Cardiovascular disease (CVD) is the leading cause of mortality among postmenopausal women, with atherosclerosis being a major underlying factor. Endothelial dysfunction, a key initiating event in atherosclerosis, can be triggered by hormonal and metabolic changes. While estrogen deficiency has been linked to increased cardiovascular risk, the molecular mechanisms by which it exacerbates endothelial dysfunction, particularly in the presence of elevated glucocorticoid levels, remain poorly understood. This study aims to explore the role of FK506-binding protein 5 (FKBP5) in mediating glucocorticoid-induced endothelial dysfunction in estrogen-deficient females.

Methods

Estrogen deficiency was developed in female mice by ovariectomy (OVX). Female mice and human umbilical vein endothelial cells (HUVECs) were treated with dexamethasone (DEX) to mimic elevated cortisol levels in vivo and vitro. Endothelial function of the mice aorta was assessed using wire myography. Oxidative stress and inflammation were evaluated through reactive oxygen species (ROS) detection, immunofluorescence and mRNA expression analysis. The selective FKBP5 inhibitor SAFit2 was used to study the functional role of FKBP5 in these processes.

Results

Estrogen deficiency contributed to endothelial dysfunction in female mice, an effect exacerbated by elevated glucocorticoid levels.
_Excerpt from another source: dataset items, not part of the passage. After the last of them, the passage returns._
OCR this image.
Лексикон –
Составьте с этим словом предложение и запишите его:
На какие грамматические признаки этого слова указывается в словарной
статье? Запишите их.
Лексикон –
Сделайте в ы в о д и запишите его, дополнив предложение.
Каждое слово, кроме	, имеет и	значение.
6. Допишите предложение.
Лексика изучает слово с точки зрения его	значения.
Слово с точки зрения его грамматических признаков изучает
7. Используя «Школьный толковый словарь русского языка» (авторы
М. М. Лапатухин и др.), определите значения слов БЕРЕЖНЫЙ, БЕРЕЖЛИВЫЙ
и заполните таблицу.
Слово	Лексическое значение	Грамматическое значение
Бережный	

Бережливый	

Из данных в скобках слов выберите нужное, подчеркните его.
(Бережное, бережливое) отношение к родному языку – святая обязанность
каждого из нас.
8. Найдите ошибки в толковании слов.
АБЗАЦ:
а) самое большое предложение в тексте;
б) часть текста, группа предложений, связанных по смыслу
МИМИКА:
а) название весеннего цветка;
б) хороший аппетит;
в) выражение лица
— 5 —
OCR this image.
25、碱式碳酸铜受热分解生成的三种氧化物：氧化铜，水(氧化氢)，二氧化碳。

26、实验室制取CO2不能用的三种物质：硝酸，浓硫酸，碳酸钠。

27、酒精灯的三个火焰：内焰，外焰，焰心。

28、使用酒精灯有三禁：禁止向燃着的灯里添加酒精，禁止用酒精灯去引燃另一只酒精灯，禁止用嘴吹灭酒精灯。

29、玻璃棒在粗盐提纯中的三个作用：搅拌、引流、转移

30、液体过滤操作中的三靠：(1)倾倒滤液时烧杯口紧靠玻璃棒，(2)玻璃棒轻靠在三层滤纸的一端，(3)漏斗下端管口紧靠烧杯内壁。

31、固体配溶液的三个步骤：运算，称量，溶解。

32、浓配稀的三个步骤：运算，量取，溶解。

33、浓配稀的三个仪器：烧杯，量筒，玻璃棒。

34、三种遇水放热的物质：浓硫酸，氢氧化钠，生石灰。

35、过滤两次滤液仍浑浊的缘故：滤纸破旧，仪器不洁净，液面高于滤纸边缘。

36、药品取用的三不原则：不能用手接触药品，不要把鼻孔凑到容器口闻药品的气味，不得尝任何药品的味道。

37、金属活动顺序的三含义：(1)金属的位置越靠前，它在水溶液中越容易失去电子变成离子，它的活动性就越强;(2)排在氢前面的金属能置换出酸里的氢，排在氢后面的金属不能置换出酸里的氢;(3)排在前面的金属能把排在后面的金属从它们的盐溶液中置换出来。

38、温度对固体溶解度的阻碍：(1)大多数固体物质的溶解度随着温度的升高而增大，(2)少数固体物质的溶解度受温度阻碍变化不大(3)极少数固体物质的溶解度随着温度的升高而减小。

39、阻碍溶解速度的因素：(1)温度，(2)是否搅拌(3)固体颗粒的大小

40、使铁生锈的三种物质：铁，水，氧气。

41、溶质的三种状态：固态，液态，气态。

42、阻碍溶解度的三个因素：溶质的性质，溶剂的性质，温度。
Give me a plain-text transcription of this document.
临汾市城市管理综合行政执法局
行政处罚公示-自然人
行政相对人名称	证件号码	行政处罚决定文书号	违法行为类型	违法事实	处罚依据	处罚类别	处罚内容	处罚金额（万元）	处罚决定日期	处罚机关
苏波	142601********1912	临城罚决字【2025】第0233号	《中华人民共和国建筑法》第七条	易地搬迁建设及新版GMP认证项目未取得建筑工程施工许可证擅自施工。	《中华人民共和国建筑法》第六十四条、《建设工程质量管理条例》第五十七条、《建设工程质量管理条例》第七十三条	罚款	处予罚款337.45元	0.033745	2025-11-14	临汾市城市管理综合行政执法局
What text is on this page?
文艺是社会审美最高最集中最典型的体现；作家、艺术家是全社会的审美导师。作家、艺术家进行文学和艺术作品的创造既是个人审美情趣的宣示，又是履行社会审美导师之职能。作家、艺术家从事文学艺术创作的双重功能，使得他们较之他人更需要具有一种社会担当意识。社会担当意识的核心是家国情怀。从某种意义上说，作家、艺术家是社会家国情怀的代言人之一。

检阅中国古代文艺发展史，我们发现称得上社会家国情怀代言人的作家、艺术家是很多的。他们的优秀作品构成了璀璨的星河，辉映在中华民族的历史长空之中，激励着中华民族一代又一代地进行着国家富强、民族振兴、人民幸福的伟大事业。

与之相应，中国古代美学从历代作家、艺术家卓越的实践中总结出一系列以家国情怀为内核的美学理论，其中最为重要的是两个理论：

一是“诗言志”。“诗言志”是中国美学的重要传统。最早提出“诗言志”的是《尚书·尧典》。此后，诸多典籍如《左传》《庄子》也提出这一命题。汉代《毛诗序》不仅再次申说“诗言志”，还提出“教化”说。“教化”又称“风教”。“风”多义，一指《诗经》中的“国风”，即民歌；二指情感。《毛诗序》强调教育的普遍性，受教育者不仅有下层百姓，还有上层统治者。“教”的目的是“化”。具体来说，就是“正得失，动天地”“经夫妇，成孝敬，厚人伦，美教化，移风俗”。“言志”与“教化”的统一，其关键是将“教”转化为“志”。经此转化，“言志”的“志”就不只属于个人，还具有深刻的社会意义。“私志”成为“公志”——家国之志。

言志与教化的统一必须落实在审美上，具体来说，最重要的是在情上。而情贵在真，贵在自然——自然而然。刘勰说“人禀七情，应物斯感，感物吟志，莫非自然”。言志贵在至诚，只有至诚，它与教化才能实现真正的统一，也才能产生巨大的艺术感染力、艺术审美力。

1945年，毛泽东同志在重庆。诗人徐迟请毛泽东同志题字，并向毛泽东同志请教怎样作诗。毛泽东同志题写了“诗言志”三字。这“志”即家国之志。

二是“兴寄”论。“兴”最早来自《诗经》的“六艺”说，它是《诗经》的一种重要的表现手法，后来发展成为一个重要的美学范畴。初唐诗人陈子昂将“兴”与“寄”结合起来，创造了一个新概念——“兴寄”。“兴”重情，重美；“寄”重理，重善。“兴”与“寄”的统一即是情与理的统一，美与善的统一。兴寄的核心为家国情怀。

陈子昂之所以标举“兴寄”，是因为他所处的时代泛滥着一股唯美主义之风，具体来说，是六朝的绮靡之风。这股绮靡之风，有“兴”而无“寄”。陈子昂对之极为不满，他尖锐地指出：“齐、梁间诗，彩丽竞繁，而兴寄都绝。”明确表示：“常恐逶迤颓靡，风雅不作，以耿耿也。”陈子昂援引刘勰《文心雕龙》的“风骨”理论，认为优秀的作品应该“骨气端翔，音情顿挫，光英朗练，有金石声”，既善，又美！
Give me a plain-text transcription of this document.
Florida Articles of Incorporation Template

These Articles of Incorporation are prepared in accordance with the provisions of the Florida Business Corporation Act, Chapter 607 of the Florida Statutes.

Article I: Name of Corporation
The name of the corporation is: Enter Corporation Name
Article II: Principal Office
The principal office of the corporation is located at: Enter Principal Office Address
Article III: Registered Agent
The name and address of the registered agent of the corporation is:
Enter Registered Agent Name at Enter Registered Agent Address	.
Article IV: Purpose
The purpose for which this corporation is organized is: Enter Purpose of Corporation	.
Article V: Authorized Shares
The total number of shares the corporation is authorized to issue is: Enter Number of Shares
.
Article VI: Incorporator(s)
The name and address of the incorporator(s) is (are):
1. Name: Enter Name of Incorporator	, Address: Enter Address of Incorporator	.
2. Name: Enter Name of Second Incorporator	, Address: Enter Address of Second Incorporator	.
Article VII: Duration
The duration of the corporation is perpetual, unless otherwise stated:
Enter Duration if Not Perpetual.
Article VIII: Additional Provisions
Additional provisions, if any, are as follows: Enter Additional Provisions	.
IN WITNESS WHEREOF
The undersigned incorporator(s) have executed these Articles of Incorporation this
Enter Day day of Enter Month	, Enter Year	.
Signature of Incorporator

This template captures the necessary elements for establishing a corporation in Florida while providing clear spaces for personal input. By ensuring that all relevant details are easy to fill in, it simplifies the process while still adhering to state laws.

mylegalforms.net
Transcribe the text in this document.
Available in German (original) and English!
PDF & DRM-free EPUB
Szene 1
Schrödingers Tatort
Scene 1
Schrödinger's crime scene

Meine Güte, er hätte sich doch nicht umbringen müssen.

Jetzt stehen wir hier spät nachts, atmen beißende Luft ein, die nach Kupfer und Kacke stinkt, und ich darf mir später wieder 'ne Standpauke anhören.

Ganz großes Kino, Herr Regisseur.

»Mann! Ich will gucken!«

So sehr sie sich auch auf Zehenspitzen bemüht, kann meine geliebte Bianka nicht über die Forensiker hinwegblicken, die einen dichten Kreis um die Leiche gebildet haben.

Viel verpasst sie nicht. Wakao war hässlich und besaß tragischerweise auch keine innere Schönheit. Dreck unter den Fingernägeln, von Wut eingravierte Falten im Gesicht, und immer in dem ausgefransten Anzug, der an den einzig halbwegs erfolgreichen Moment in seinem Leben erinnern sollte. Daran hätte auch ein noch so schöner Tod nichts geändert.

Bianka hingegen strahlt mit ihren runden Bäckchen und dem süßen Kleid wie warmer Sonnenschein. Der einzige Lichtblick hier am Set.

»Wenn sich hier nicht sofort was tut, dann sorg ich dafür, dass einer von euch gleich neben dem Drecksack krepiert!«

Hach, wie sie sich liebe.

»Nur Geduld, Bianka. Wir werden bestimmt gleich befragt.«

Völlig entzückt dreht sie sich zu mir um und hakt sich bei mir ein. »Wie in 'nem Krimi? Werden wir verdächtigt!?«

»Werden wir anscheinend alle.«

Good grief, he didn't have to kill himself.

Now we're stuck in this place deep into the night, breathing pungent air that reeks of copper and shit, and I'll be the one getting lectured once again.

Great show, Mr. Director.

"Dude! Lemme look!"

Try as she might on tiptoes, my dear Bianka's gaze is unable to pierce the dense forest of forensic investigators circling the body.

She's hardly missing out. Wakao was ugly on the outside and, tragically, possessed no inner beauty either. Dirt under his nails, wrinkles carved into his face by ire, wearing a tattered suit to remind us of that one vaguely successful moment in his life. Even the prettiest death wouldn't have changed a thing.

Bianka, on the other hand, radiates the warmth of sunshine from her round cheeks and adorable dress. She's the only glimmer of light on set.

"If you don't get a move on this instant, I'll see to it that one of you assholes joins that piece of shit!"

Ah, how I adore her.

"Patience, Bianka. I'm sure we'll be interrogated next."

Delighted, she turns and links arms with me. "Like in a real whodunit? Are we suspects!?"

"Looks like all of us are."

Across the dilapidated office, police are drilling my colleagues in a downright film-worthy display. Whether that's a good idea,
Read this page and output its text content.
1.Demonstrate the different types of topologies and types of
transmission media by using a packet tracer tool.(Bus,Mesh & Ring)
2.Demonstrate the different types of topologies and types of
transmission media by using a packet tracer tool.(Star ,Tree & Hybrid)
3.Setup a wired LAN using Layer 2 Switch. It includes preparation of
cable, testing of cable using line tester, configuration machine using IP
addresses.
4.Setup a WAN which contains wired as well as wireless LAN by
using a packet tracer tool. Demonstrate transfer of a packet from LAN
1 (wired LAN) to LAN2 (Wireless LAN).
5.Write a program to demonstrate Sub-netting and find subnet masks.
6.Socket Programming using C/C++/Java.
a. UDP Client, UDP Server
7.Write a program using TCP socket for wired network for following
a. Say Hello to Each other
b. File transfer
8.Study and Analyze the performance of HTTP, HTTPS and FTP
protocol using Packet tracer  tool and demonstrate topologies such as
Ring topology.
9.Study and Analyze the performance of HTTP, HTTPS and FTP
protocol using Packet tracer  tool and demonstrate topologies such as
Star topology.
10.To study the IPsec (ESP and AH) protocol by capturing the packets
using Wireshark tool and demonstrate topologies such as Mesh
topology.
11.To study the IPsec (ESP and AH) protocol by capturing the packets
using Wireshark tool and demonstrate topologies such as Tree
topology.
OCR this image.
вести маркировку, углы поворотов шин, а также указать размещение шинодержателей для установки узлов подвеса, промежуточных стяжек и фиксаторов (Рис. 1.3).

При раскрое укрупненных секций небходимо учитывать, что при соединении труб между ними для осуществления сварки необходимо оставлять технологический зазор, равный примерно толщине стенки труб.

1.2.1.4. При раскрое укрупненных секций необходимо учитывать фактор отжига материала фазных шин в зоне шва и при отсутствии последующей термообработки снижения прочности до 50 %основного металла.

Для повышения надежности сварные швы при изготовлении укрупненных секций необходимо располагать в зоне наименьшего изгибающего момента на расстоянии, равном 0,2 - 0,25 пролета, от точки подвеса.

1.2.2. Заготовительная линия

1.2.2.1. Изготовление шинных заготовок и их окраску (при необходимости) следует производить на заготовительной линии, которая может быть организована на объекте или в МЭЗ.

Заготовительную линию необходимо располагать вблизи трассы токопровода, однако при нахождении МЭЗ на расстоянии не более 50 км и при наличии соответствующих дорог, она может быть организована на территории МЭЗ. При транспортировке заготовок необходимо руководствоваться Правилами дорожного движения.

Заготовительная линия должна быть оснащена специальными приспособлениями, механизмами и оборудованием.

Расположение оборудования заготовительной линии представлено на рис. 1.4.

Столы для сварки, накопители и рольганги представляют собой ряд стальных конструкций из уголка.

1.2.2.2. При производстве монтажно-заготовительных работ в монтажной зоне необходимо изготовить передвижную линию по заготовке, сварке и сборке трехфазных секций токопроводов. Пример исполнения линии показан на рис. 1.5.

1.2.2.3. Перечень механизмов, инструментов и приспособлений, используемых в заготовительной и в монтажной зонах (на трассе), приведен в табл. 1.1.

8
FKBP5 expression was upregulated in both ovariectomized mice aortas and DEX-treated endothelial cells. Inhibition of FKBP5 reversed endothelial dysfunction, reduced ROS levels, and suppressed the expression of pro-inflammatory mediators, including ICAM-1, IL-1β, TNF-α, and NF-κB.

Conclusion

FKBP5 mediates glucocorticoid-induced endothelial dysfunction under estrogen-deficient conditions. Inhibition of FKBP5 represents a promising therapeutic strategy to ameliorate endothelial dysfunction and improve vascular health in estrogen-deficient women.